At the beginning of the book, de Botton talks of the newspaper L’Intransigeant in the 1920’s that posited a situation to select French celebrities:
An American scientist announces that the world will end, or at least that such a huge part of the continent will be destroyed, and in such a way, that death will be the certain fate of hundreds of millions of people. If this prediction were confirmed, what do you think would be its effects on people between the time when they acquired the aforementioned certainty and the moment of cataclysm? Finally, as far as you’re concerned, what would you do in this last hour?
The last celebrity consulted was Marcel Proust, and he sent the following reply:
I think that life would suddenly seem wonderful to us if we were threatened to die as you say. Just think of how many projects, travels, love affairs, studies, it — our life — hides from us, made invisible by our laziness which, certain of a future, delays them incessantly.
But let all this threaten to become impossible for ever, how beautiful it would become again! Ah! If only the cataclysm doesn’t happen this time, we won’t miss visiting the new galleries of the Louvre, throwing ourselves at the feet of Miss X, making a trip to India.
The cataclysm doesn’t happen, we don’t do any of it, because we find ourselves back in the heart of normal life, where negligence deadens desire. And yet we shouldn’t have needed the cataclysm to love life today. It would have been enough to think that we are humans, and that death may come this evening.

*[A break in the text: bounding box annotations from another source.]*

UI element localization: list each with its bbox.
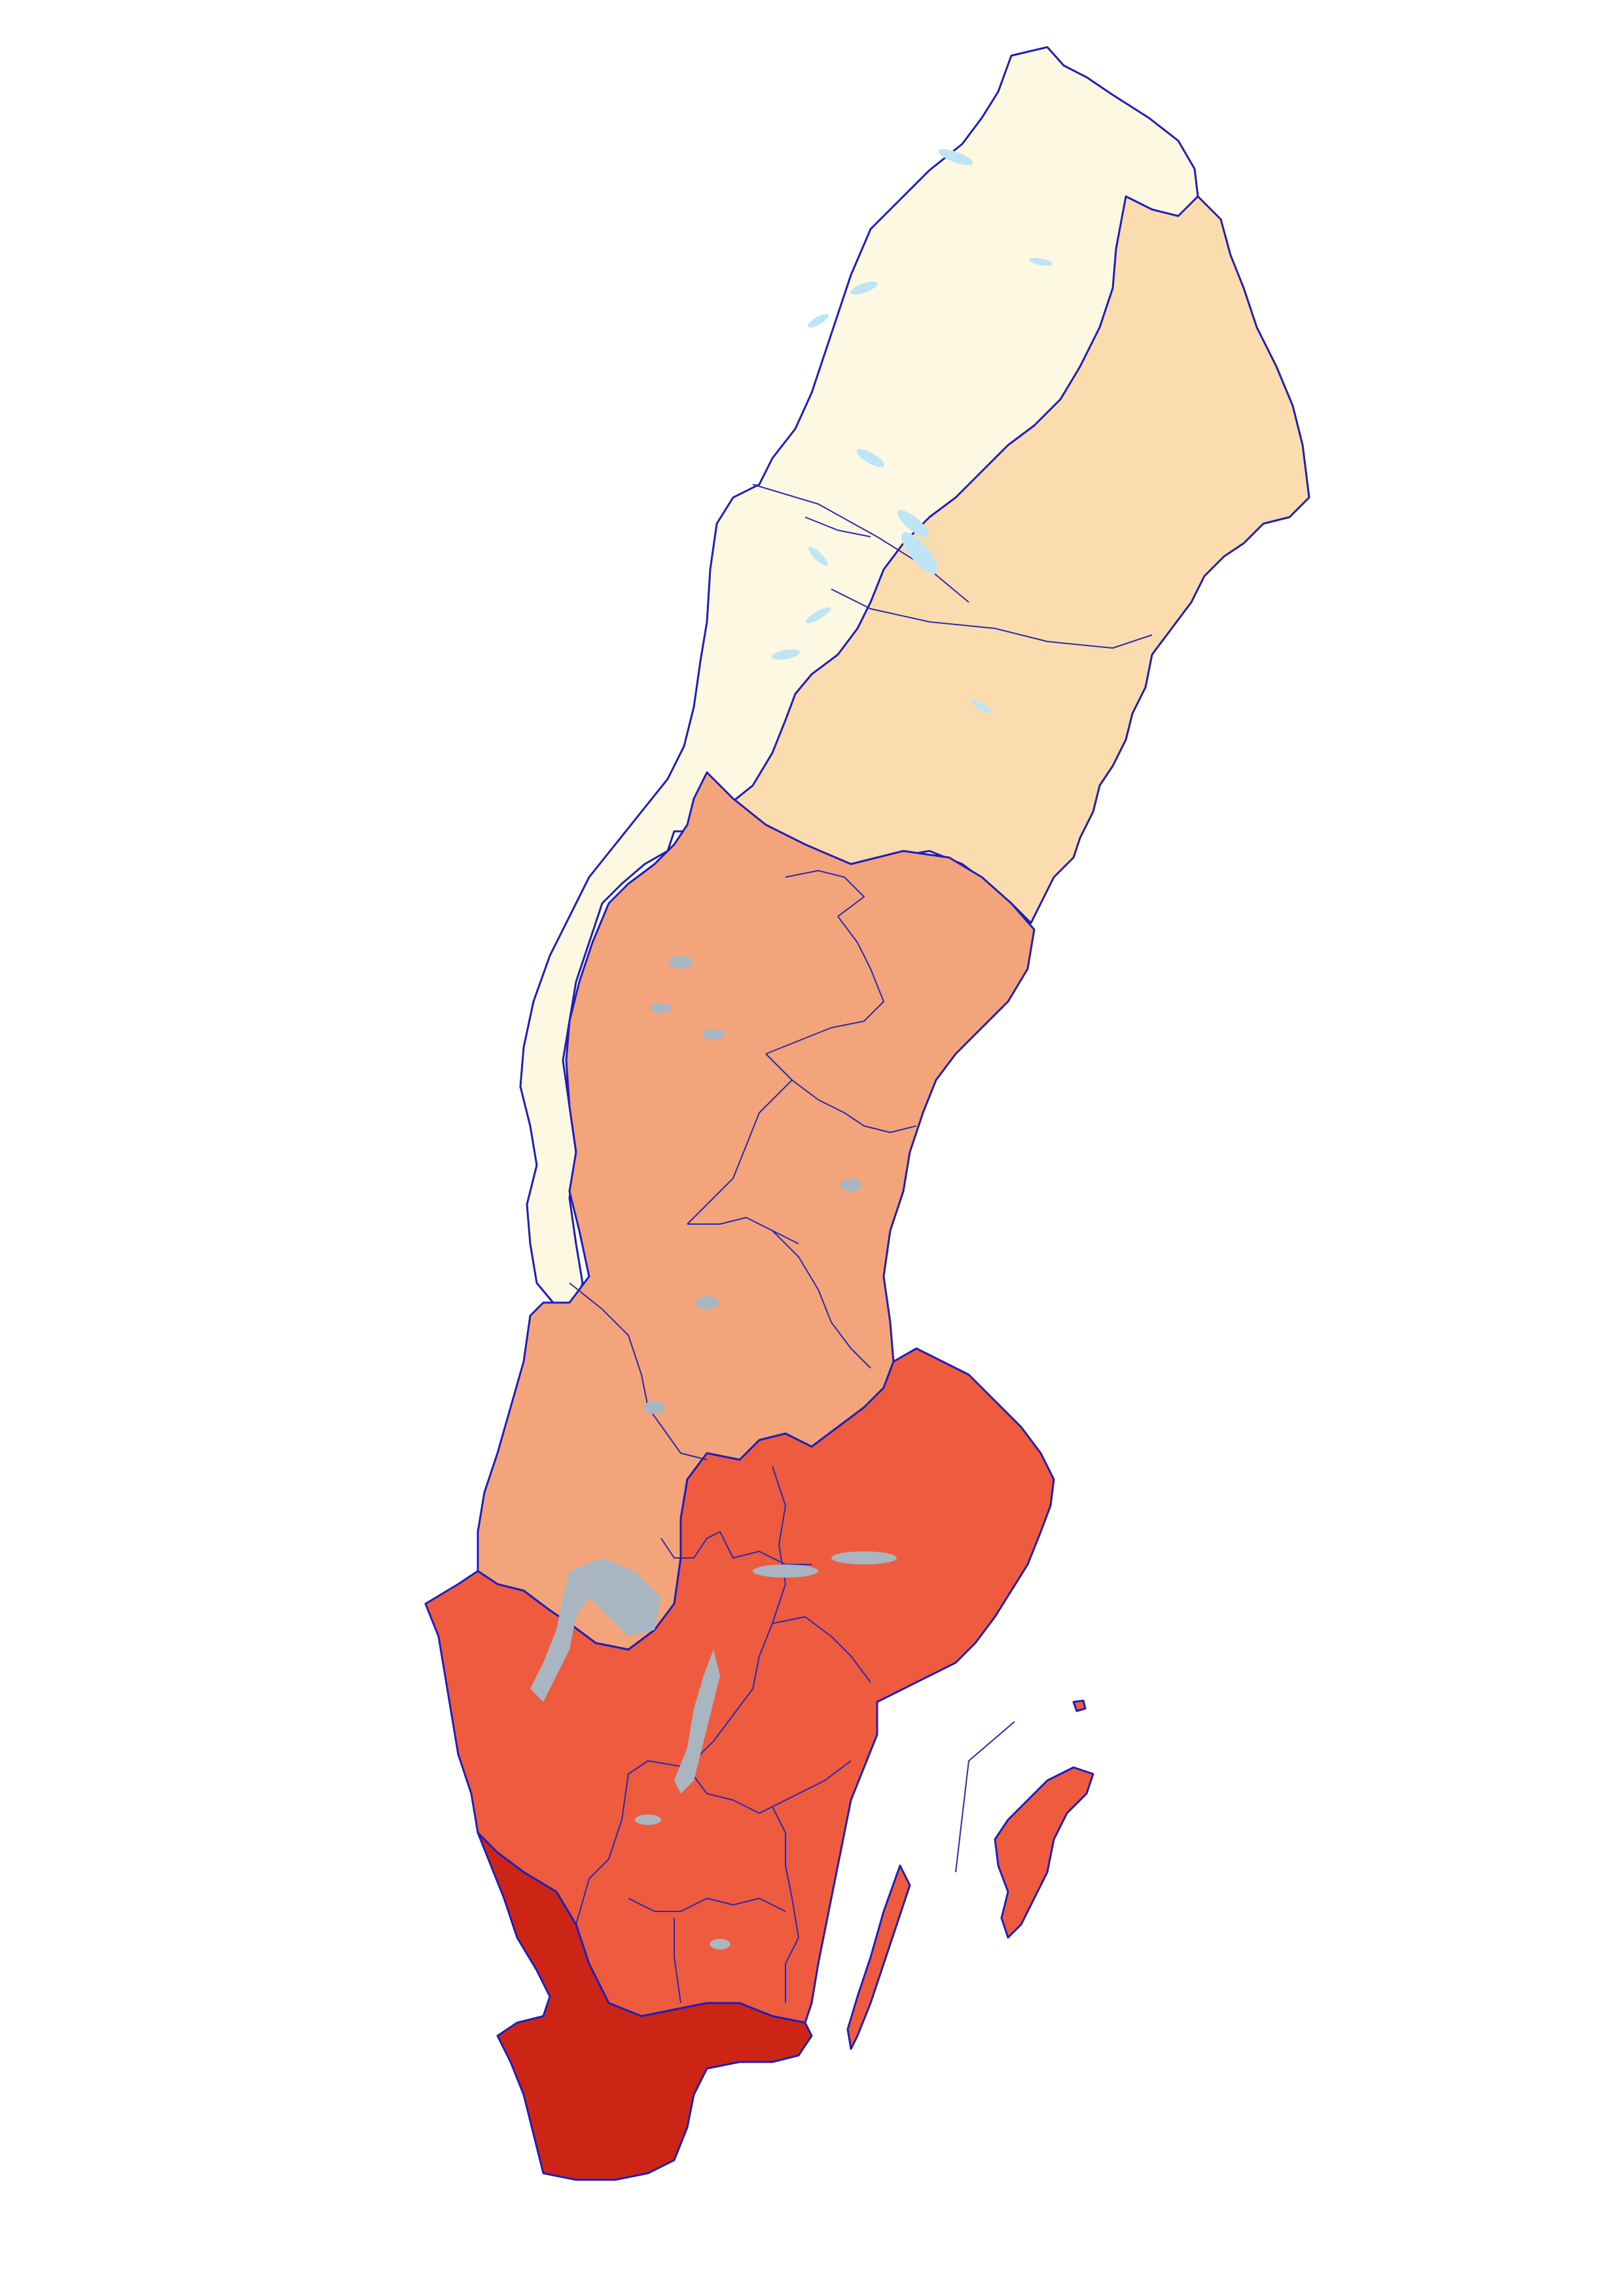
sea-boundary-line — [955, 1721, 1015, 1873]
island-oland — [846, 1864, 911, 2050]
zone-skane-halland — [477, 1832, 813, 2181]
lakes — [530, 149, 1053, 1949]
island-gotland — [994, 1766, 1094, 1939]
county-borders — [569, 484, 1153, 2004]
island-gotska-sandon — [1072, 1699, 1087, 1712]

This made me think of the Eckhart Tolle book again when he talked about looking at things as they are, without pre-conceived notions and labels, and finding the beauty in them. Somehow I imagined it would be similar to what Proust is saying here, except in the context of death. Proust talks about negligence that deadens desire. Tolle talks about unawareness that desensitizes us to our true self and the true nature of things. Bottom line is, we should live life now. We should be here now. Why wait for the last hour?
I’m not sure what I’d do in the last hour. Definitely nothing to do with the computer. I’ve already spent a good part of my life with it.
What would you do?
Yes, I agree nothing on the computer. Except maybe a farewell letter to everyone, but hopefully before the last hour. I’d want to swim with friends, or go dancing, ride in a hot air balloon, eat a gorgeous meal, make love. I guess I’d have to choose.